It was billed as a comfortable way for Winthrop and Quincy commuters to avoid rush hour traffic. However, for more than six weeks, their million dollar ferry has been out of commission.
– News covered by Quincy Quarry News with commentary added
Winthrop ferryboat breakdowns leave Quincy ferryboat commuters high but fortunately dry.
Then again, there were only a couple of dozen or so Quincy ferryboat commuters undertaking weekday round trips before service became hit but mostly miss over seven weeks ago.
The ferry service has long been pimped as a comfortable as well as enjoyable way for commuters to avoid rush hour traffic.
Reality, however, is a whole other matter.
“The problem with the ferry is that it has been grossly mismanaged …” claims longtime Winthrop resident and community activist John Vitagliano.
Service was first suspended service in mid-June per claims that there were insufficient personnel to operate the ferry.

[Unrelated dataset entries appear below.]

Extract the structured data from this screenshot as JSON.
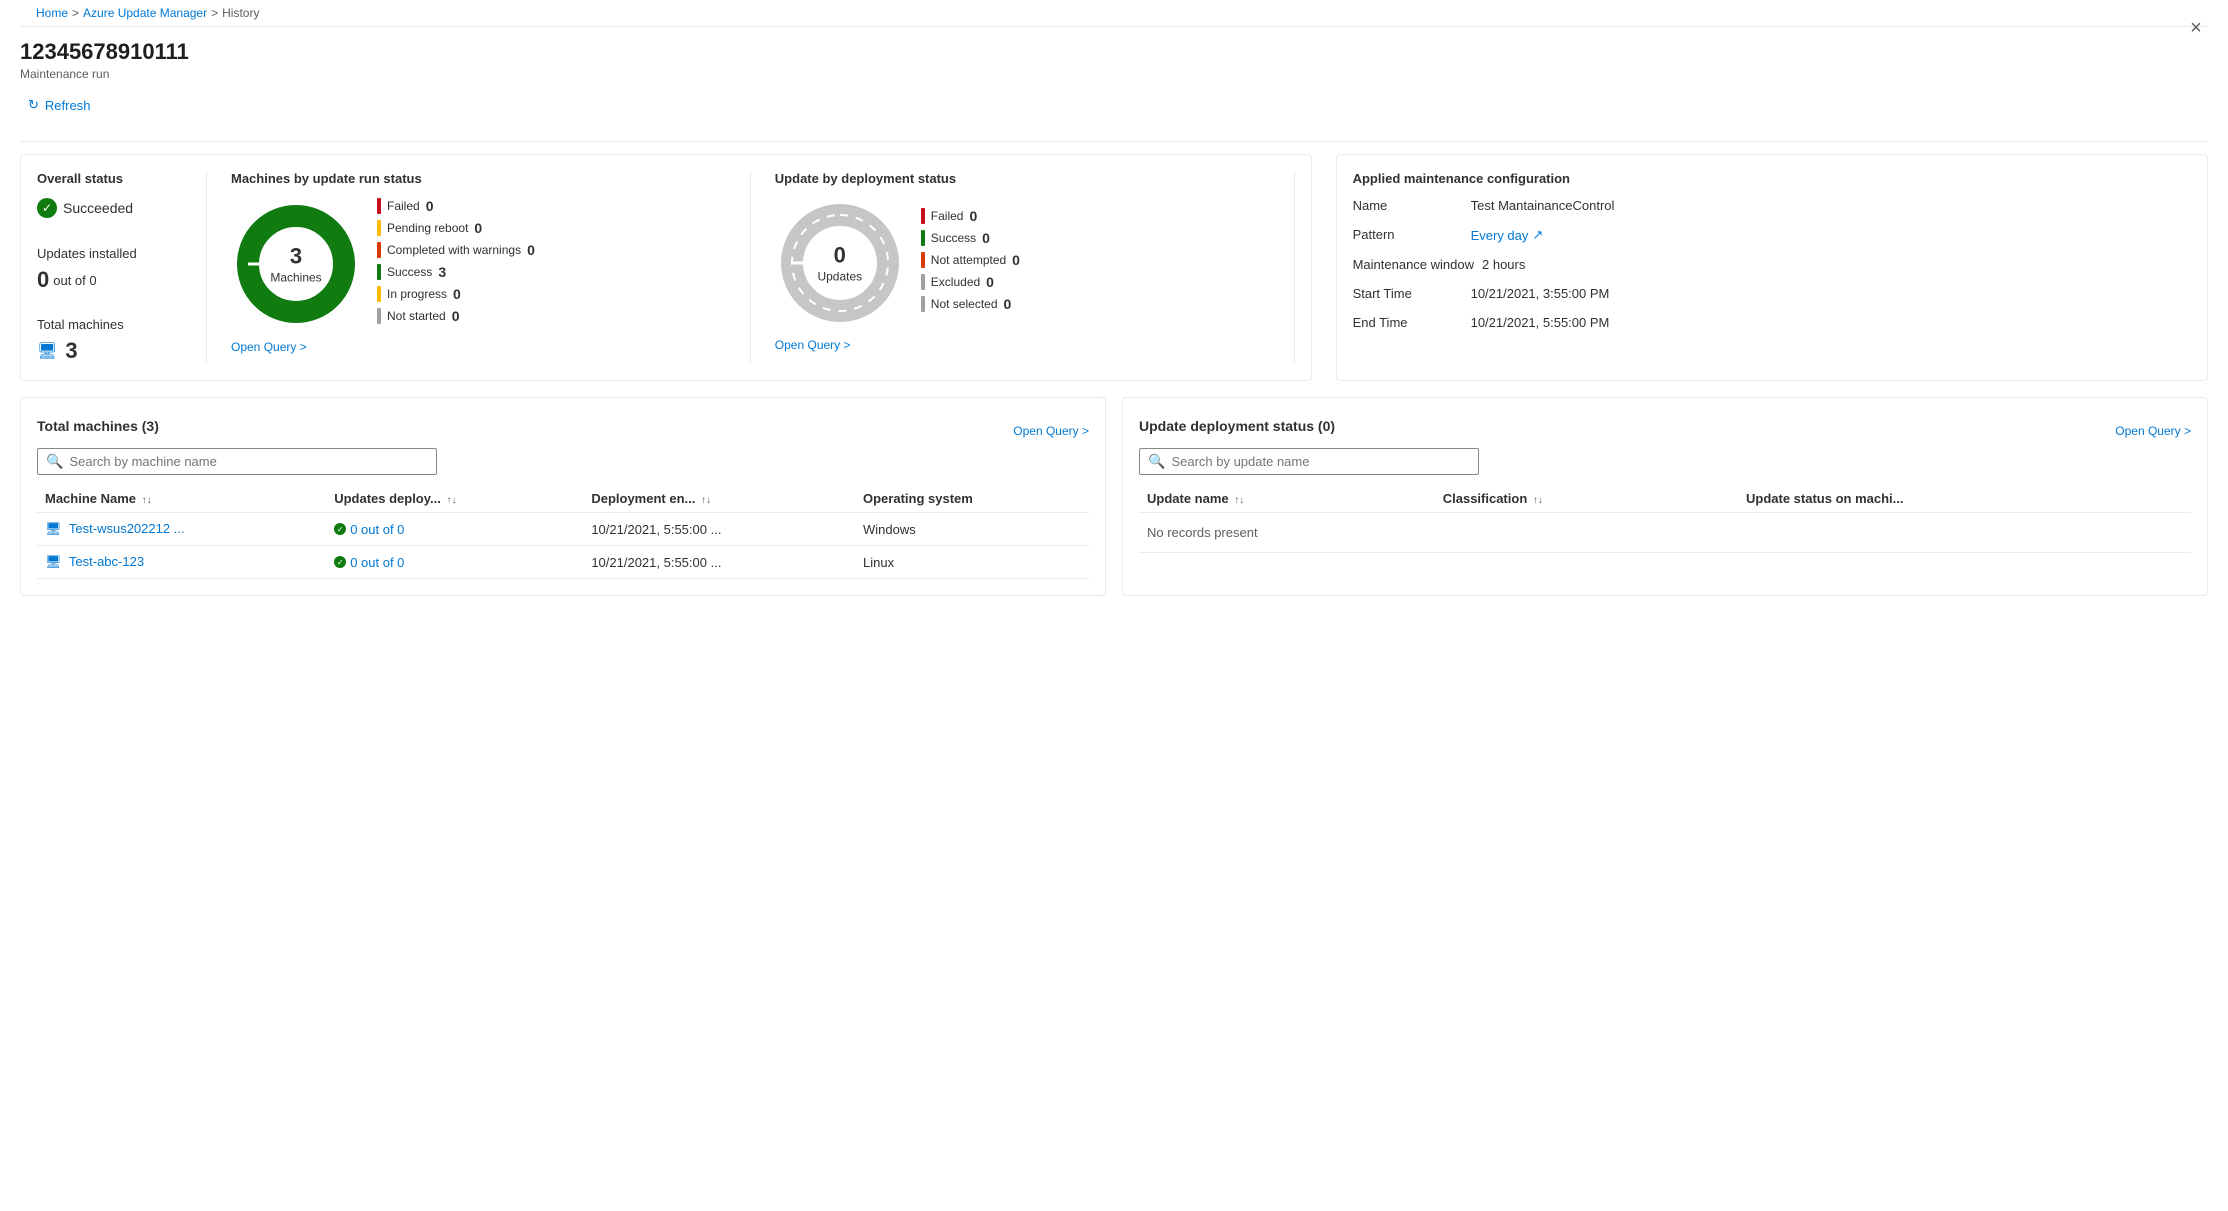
{
  "breadcrumb": {
    "home": "Home",
    "azure_update_manager": "Azure Update Manager",
    "history": "History",
    "sep": ">"
  },
  "page": {
    "title": "12345678910111",
    "subtitle": "Maintenance run",
    "close_label": "×"
  },
  "toolbar": {
    "refresh_label": "Refresh"
  },
  "overall_status": {
    "section_title": "Overall status",
    "status": "Succeeded",
    "updates_installed_label": "Updates installed",
    "updates_count": "0",
    "updates_out_of": "out of 0",
    "total_machines_label": "Total machines",
    "total_machines_count": "3"
  },
  "machines_chart": {
    "section_title": "Machines by update run status",
    "donut_number": "3",
    "donut_text": "Machines",
    "legend": [
      {
        "label": "Failed",
        "value": "0",
        "color": "#c50f1f"
      },
      {
        "label": "Pending reboot",
        "value": "0",
        "color": "#ffb900"
      },
      {
        "label": "Completed with warnings",
        "value": "0",
        "color": "#d83b01"
      },
      {
        "label": "Success",
        "value": "3",
        "color": "#107c10"
      },
      {
        "label": "In progress",
        "value": "0",
        "color": "#ffb900"
      },
      {
        "label": "Not started",
        "value": "0",
        "color": "#a19f9d"
      }
    ],
    "open_query": "Open Query >"
  },
  "deployment_chart": {
    "section_title": "Update by deployment status",
    "donut_number": "0",
    "donut_text": "Updates",
    "legend": [
      {
        "label": "Failed",
        "value": "0",
        "color": "#c50f1f"
      },
      {
        "label": "Success",
        "value": "0",
        "color": "#107c10"
      },
      {
        "label": "Not attempted",
        "value": "0",
        "color": "#d83b01"
      },
      {
        "label": "Excluded",
        "value": "0",
        "color": "#a19f9d"
      },
      {
        "label": "Not selected",
        "value": "0",
        "color": "#a19f9d"
      }
    ],
    "open_query": "Open Query >"
  },
  "maintenance": {
    "section_title": "Applied maintenance configuration",
    "name_label": "Name",
    "name_prefix": "Test",
    "name_value": "MantainanceControl",
    "pattern_label": "Pattern",
    "pattern_value": "Every day",
    "window_label": "Maintenance window",
    "window_value": "2 hours",
    "start_label": "Start Time",
    "start_value": "10/21/2021, 3:55:00 PM",
    "end_label": "End Time",
    "end_value": "10/21/2021, 5:55:00 PM"
  },
  "machines_table": {
    "title": "Total machines (3)",
    "open_query": "Open Query >",
    "search_placeholder": "Search by machine name",
    "columns": [
      {
        "label": "Machine Name",
        "sortable": true
      },
      {
        "label": "Updates deploy...",
        "sortable": true
      },
      {
        "label": "Deployment en...",
        "sortable": true
      },
      {
        "label": "Operating system",
        "sortable": false
      }
    ],
    "rows": [
      {
        "machine": "Test-wsus202212 ...",
        "updates": "0 out of 0",
        "deployment_end": "10/21/2021, 5:55:00 ...",
        "os": "Windows"
      },
      {
        "machine": "Test-abc-123",
        "updates": "0 out of 0",
        "deployment_end": "10/21/2021, 5:55:00 ...",
        "os": "Linux"
      }
    ]
  },
  "updates_table": {
    "title": "Update deployment status (0)",
    "open_query": "Open Query >",
    "search_placeholder": "Search by update name",
    "columns": [
      {
        "label": "Update name",
        "sortable": true
      },
      {
        "label": "Classification",
        "sortable": true
      },
      {
        "label": "Update status on machi...",
        "sortable": false
      }
    ],
    "no_records": "No records present"
  }
}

Then a few days later it was said that one of the ferry’s engines had malfunctioned and needed parts had to be shipped to Winthrop from oversees.
Not including lost revenue, the cost to see the ferry made seaworthy is expected to top $50,000.
Over the last several years, the Town of Winthrop has spent over $750,000 in taxpayer money to make and then endeavor to (unsuccessfully, ed.) to keep the town-owned ferry operational.
These costs are in addition to over a million dollars spent to buy the ferry and which was subsided by both federal and state funding grants.
Ferry boat service all but invariably requires a significantly greater tax dollar subsidy than do ground-based public transit options, including even those offered by the MBTA.
As of press deadlines, Quincy Quarry was unable to determine if the feds and/or the state have any funds “clawback” clauses on the funds they have provided Winthrop given the repeated problems with its providing reliable service.
On the other hand, if the Town of Winthrop does decide to stop operating is town-owned ferry, it would be required to give its (clunker of a, ed.) ferryboat to the state.
Similarly, Quincy Quarry was not able to find out what – if any recourse the City of Quincy might have to reclaim at least some of the local tax dollars used to pay Winthrop to provide ferry service out of Quincy’s Marina Bay after the state declined to continue to provide any more funding for the service after providing start-up grant funding.
Then again, it is also only reasonable to suspect that Quincy taxpayers’ funding Winthrop’s municipal ferry boat operations was probably at least partially undertaken so that Quincy Mayor Thomas P. Koch could score points with Massachusetts House of Representatives Speaker of the House Robert A. DeLeo (Democrat, Winthrop).
As such, one can only reasonably assume that the Koch Maladministration is likely to yet again endeavor whatever it can to slip this latest waste of tax dollars under the radar and as the maladministration has done with so many of its other ill-spent outlays.
Even so as well as in spite of clear disinterest of the state to subsidize current (erratic, ed.) ferry service for Quincy, earlier this year the Koch Maladministration talked up plans for a considerable expansion of ferry service in the Greater Boston area and which were ostensibly developed by a Boston-based not-for-profit.
In reality, however, a private citizen in Quincy fathered the plan, only to end up seeing it hijacked and then koched-up.
Specifically, the current koched-up plan is projected to cost (at least, ed.) $11.2 million and includes spending $5.4 million to upgrade the Squantum Point ferryboat facilities that – again – currently service mostly but a couple of dozen round-trip weekday ferryboat passengers.
The plan further requires two boats and would require subsidies to support the program as it would operate at a deficit, much like existing ferry and public transit options across the state.
But not to worry, the Koch Maladministration has applied for federal grant funding, anticipates a network of public and private partnerships, and is predicated upon a massive increase in ridership largely fueled by tourism.
That and how Quincy Mayor Thomas P. Koch is surely relying on his long ongoing position as the Chair of the MBTA Advisory Board to help him to continue to throw around his considerable weight.
In other words, expect more of the same old/same old Koch and mirrors.